Köpek, Tibia, Tibial Eksen, TPLO

Effect of tibial plateau leveling osteotomy on mechanical tibial axis shift in dogs: two dimensional bone study in sagittal plane

Abstract

To determine the tibial axis shift (TAS), change in tibial plateau angle (TPA), and the position of the tibial articular surface after tibial plateau leveling osteotomy (TPLO) simulation in the tibiae of dogs, tibias of 91 dogs from 23 different breeds were used. The TPA, tibial length, midshaft width, medial tibial condyle length, and distances between the tibial axis (TA) and cranial-most point of the medial condyle were measured on the tibial images. After simulated TPLO, all measurements were retaken. Paired t-tests were used to compare pre- and postoperative variables. Pearson correlation analysis was conducted to assess whether the difference between pre- and postoperative TAS was related to tibial length, tibial width, medial condyle length, and/or the degree of TPA rotation. The results showed that TPLO shifted the cranial-most point of the medial condyle caudally and distally, and the caudal-most point caudally and proximally. These shifts resulted in significant differences between pre- and postoperative distances between the TA and the cranial-most point and its percentage to the medial condyle length.
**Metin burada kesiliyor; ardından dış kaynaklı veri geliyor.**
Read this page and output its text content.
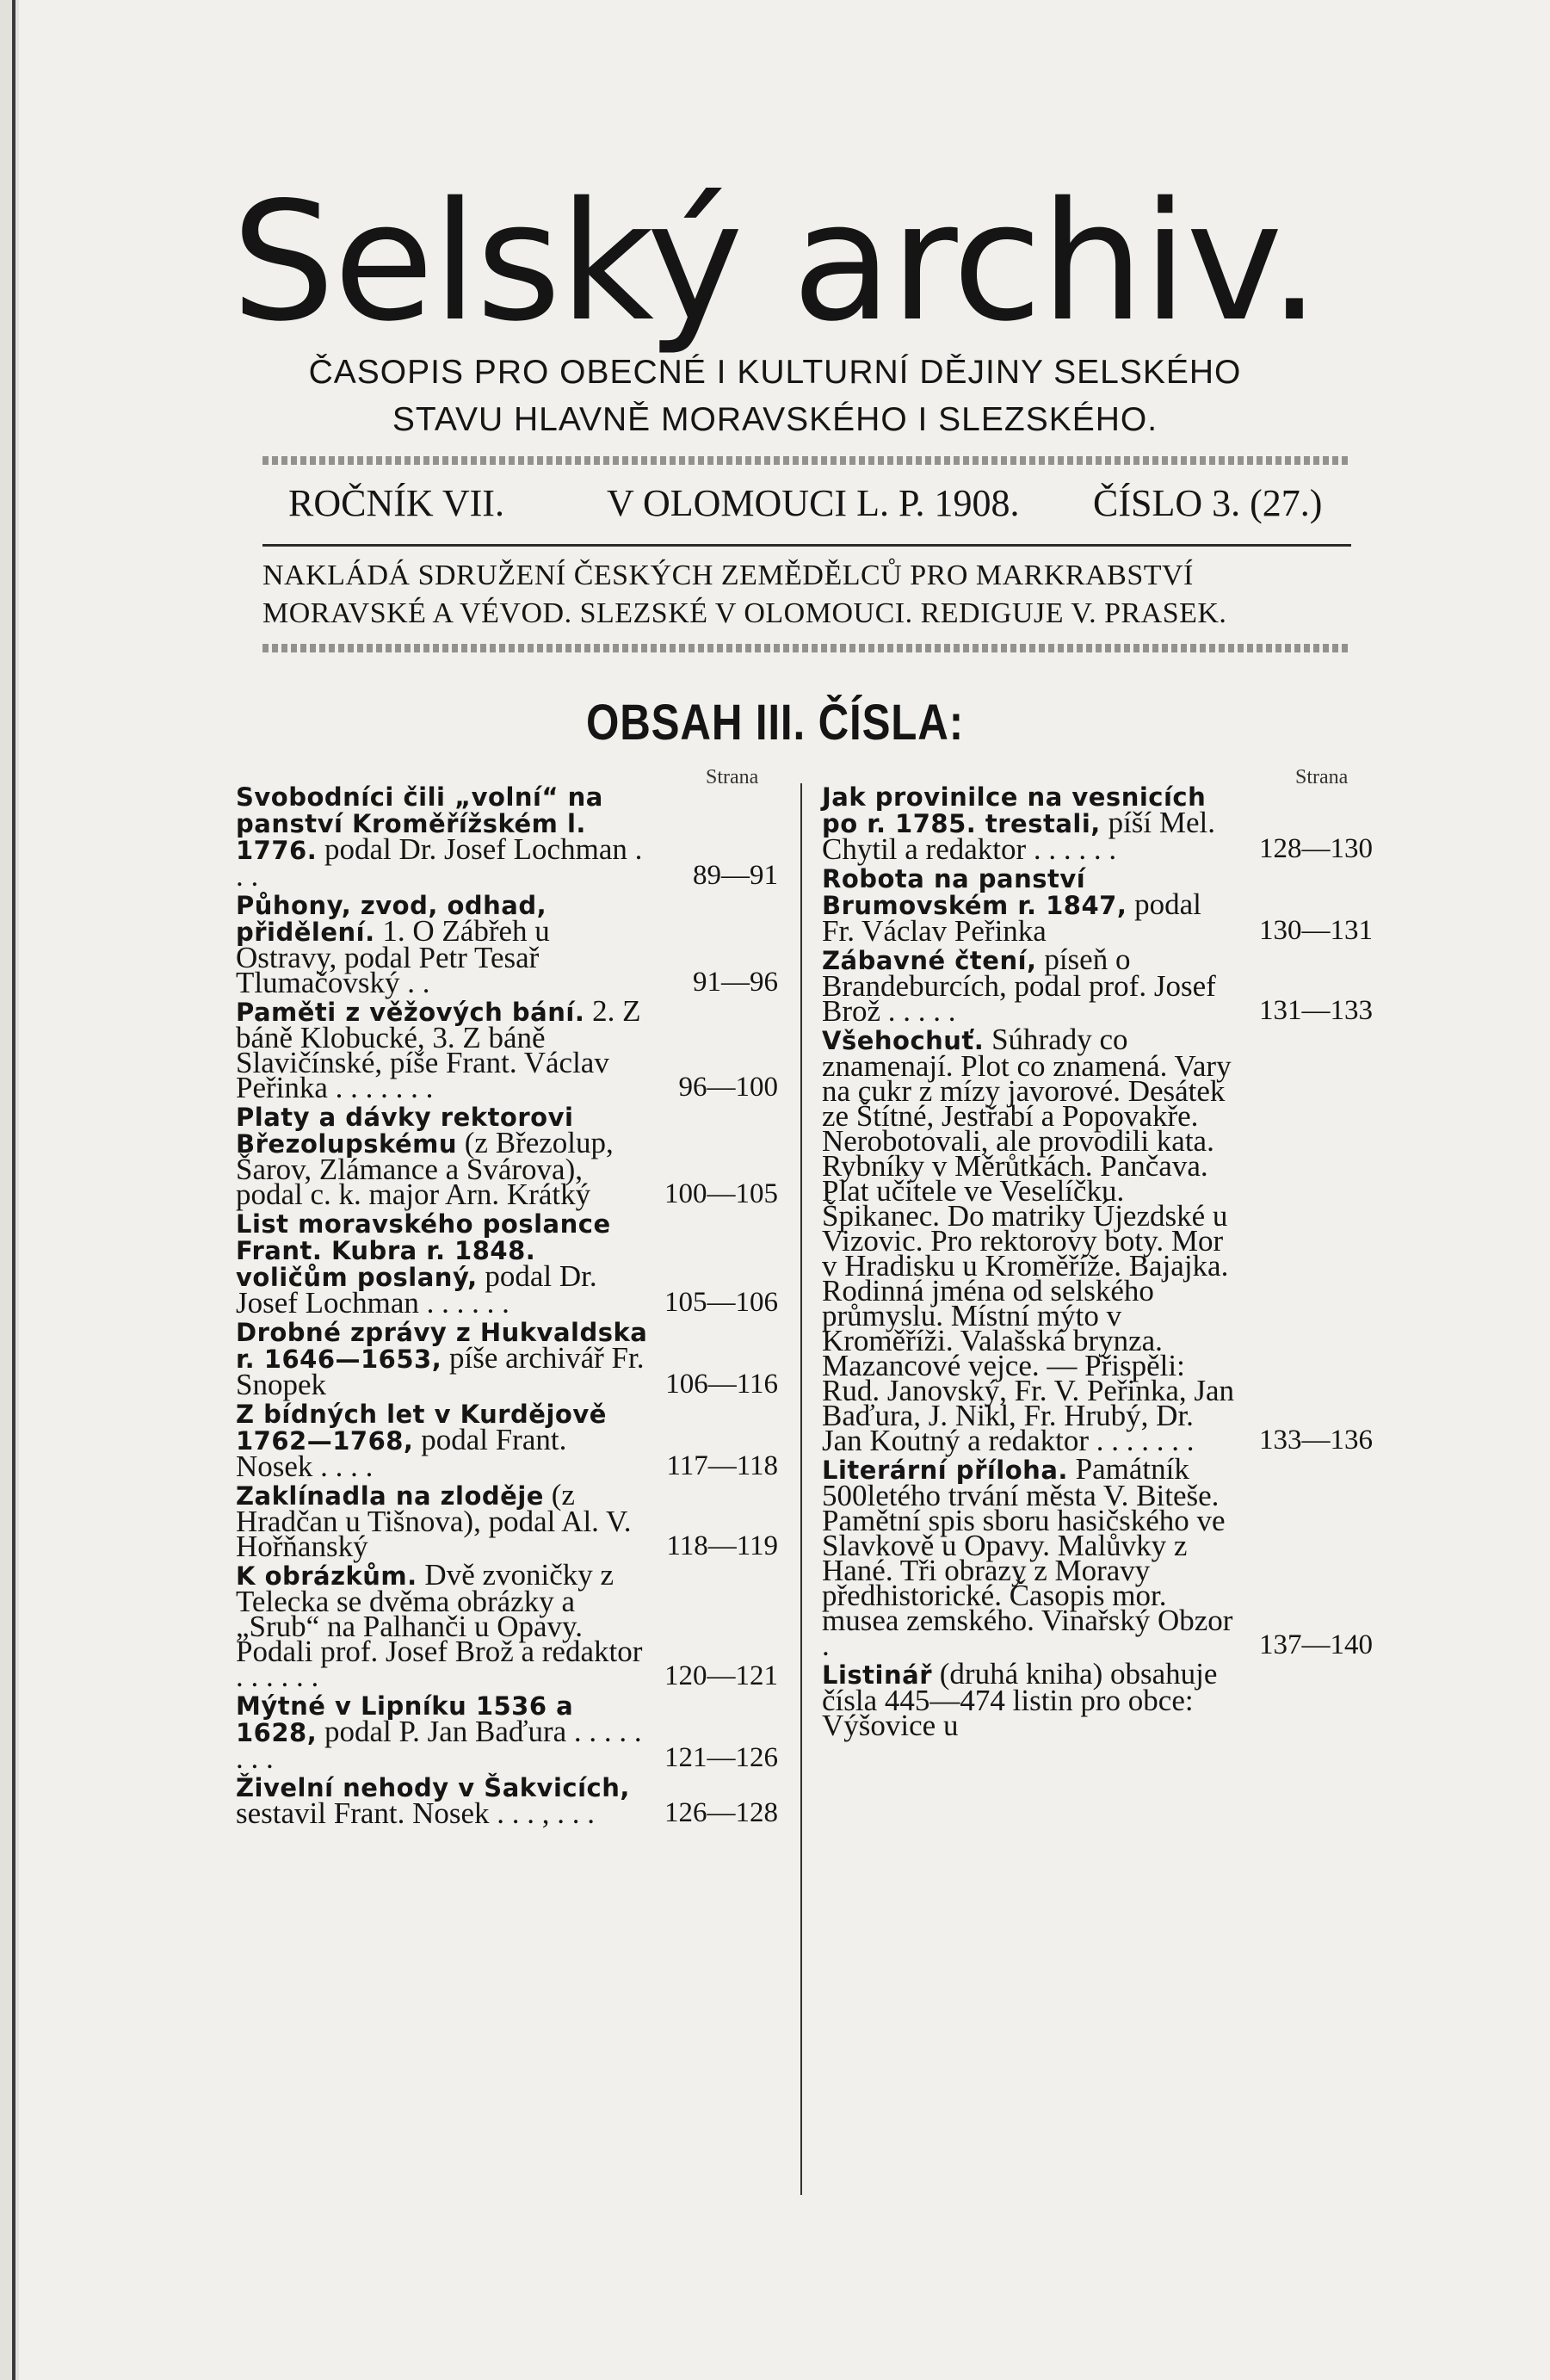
Selský archiv.
ČASOPIS PRO OBECNÉ I KULTURNÍ DĚJINY SELSKÉHO
STAVU HLAVNĚ MORAVSKÉHO I SLEZSKÉHO.
ROČNÍK VII.	V OLOMOUCI L. P. 1908. ČÍSLO 3. (27.)
NAKLÁDÁ SDRUŽENÍ ČESKÝCH ZEMĚDĚLCŮ PRO MARKRABSTVÍ
MORAVSKÉ A VÉVOD. SLEZSKÉ V OLOMOUCI. REDIGUJE V. PRASEK.
OBSAH III. ČÍSLA:
Strana	Strana
Svobodníci čili „volní“ na panství Kroměřížském l. 1776. podal Dr. Josef Lochman . . .	89—91
Půhony, zvod, odhad, přidělení. 1. O Zábřeh u Ostravy, podal Petr Tesař Tlumačovský . .	91—96
Paměti z věžových bání. 2. Z báně Klobucké, 3. Z báně Slavičínské, píše Frant. Václav Peřinka . . . . . . .	96—100
Platy a dávky rektorovi Březolupskému (z Březolup, Šarov, Zlámance a Svárova), podal c. k. major Arn. Krátký	100—105
List moravského poslance Frant. Kubra r. 1848. voličům poslaný, podal Dr. Josef Lochman . . . . . .	105—106
Drobné zprávy z Hukvaldska r. 1646—1653, píše archivář Fr. Snopek	106—116
Z bídných let v Kurdějově 1762—1768, podal Frant. Nosek . . . .	117—118
Zaklínadla na zloděje (z Hradčan u Tišnova), podal Al. V. Hořňanský	118—119
K obrázkům. Dvě zvoničky z Telecka se dvěma obrázky a „Srub“ na Palhanči u Opavy. Podali prof. Josef Brož a redaktor . . . . . .	120—121
Mýtné v Lipníku 1536 a 1628, podal P. Jan Baďura . . . . . . . .	121—126
Živelní nehody v Šakvicích, sestavil Frant. Nosek . . . , . . .	126—128
Jak provinilce na vesnicích po r. 1785. trestali, píší Mel. Chytil a redaktor . . . . . .	128—130
Robota na panství Brumovském r. 1847, podal Fr. Václav Peřinka	130—131
Zábavné čtení, píseň o Brandeburcích, podal prof. Josef Brož . . . . .	131—133
Všehochuť. Súhrady co znamenají. Plot co znamená. Vary na cukr z mízy javorové. Desátek ze Štítné, Jestřabí a Popovakře. Nerobotovali, ale provodili kata. Rybníky v Měrůtkách. Pančava. Plat učitele ve Veselíčku. Špikanec. Do matriky Újezdské u Vizovic. Pro rektorovy boty. Mor v Hradisku u Kroměříže. Bajajka. Rodinná jména od selského průmyslu. Místní mýto v Kroměříži. Valašská brynza. Mazancové vejce. — Přispěli: Rud. Janovský, Fr. V. Peřinka, Jan Baďura, J. Nikl, Fr. Hrubý, Dr. Jan Koutný a redaktor . . . . . . .	133—136
Literární příloha. Památník 500letého trvání města V. Bitešе. Pamětní spis sboru hasičského ve Slavkově u Opavy. Malůvky z Hané. Tři obrazy z Moravy předhistorické. Časopis mor. musea zemského. Vinařský Obzor .	137—140
Listinář (druhá kniha) obsahuje čísla 445—474 listin pro obce: Výšovice u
It is concluded that the TPLO led to caudal TAS and altered the position of the articular surface of the medial condyle with respect to the distal part of the tibia.

Keywords

Dog, Tibia, Tibial Axis, Tibial Plateau Leveling Osteotomy

References

• Allen, M., Mann, K. (2013). Biomechanical considerations in total knee replacement. In: JN. Peck & DJ. Marcellin-Little (Eds.), Advances in small animal total joint replacement, Iowa: Wiley-Blackwell, (pp.131-149).
• Andriacchi, T.P., Mundermann, A., Lane Smith, R. (2004). A framework for the in vivo pathomechanics of osteoarthritis at the knee. Annals of Biomedical Engineering, 32, 447-457.
• Baroni, E., Matthias, R.R., Marcellin-Little, D.J., Vezzoni, A., Stebbins, M.E. (2003). Comparison of radiographic assessments of the tibial plateau slope in dogs. American Journal of Veterinary Research, 64, 586-589.
• Boudrieau, R.J. (2009). Tibial plateau leveling osteotomy or tibial tuberosity advancement? Veterinary Surgery, 38, 1-22.
• Brinker, M.R., O’Conner, D.P. (2010). Principles of malunions. In: RW. Bucholz, D. Heckman, CM. Court-Brown, P. Tornetta, (Eds.) Rockwood and Green’s fractures in adults. Philadelphia: Lippincott Williams & Wilkins, (pp.664-688).
• Caylor, K.B., Zumpano, C.A., Evans, L.M., Moore, R.W. (2001). Intra- and interobserver measurement variability of tibial plateau slope from lateral radiographs in dogs. Journal of the American Animal Hospital Association, 37, 263-268.
• Christopher, S.A., Beetem, J., Cook, J.L. (2013). Comparison of long-term outcomes associated with three surgical techniques for treatment of cranial cruciate ligament disease in dogs. Veterinary Surgery, 42, 329–334.
• Dismukes, D.I., Tomlinson, J.L., Fox, D.B., Cook, J.L., Song, K.J.E. (2007). Radiographic measurement of the proximal and distal mechanical joint angles in the canine tibia. Veterinary Surgery, 36, 699-704.
• Dismukes, D.I., Tomlinson, J.L., Fox, D.B., Cook, J.L., Witsberger, T.H. (2008). Radiographic measurement of canine tibial angles in the sagittal plane. Veterinary Surgery, 37, 300-305.
• Duerr, F.M., Duncan, C.G., Savicky, R.S., Park, R.D., Egger, E.L., Palmer, R.H. (2008). Comparison of surgical treatment options for cranial cruciate ligament disease in large-breed dogs with excessive tibial plateau angle. Veterinary Surgery, 37, 49–62.
• Fettig, A.A., Rand, W.M., Sato, A.F., Solano, M., McCarthy, R.J., Boudrieau, R.J. (2003). Observer variability of tibial plateau slope measurement in 40 dogs with cranial cruciate ligament-deficient stifle joints. Veterinary Surgery, 32, 471-478.
• Griffons, D.J. (2010). A review of the pathogenesis of canine cranial cruciate ligament disease as a basis for future preventive strategies. Veterinary Surgery, 39, 399-409.
• Headrick, J., Cook, J., Helphrey, M., Crouch, D., Fox, D., Schultz, L., Cook, C., Kunkel, J. (2007). A novel radiographic method to facilitate measurement of the tibial plateau angle in dogs. A prospective clinical study. Veterinary and Comparative Orthopaedics and Traumatology, 20, 24-28.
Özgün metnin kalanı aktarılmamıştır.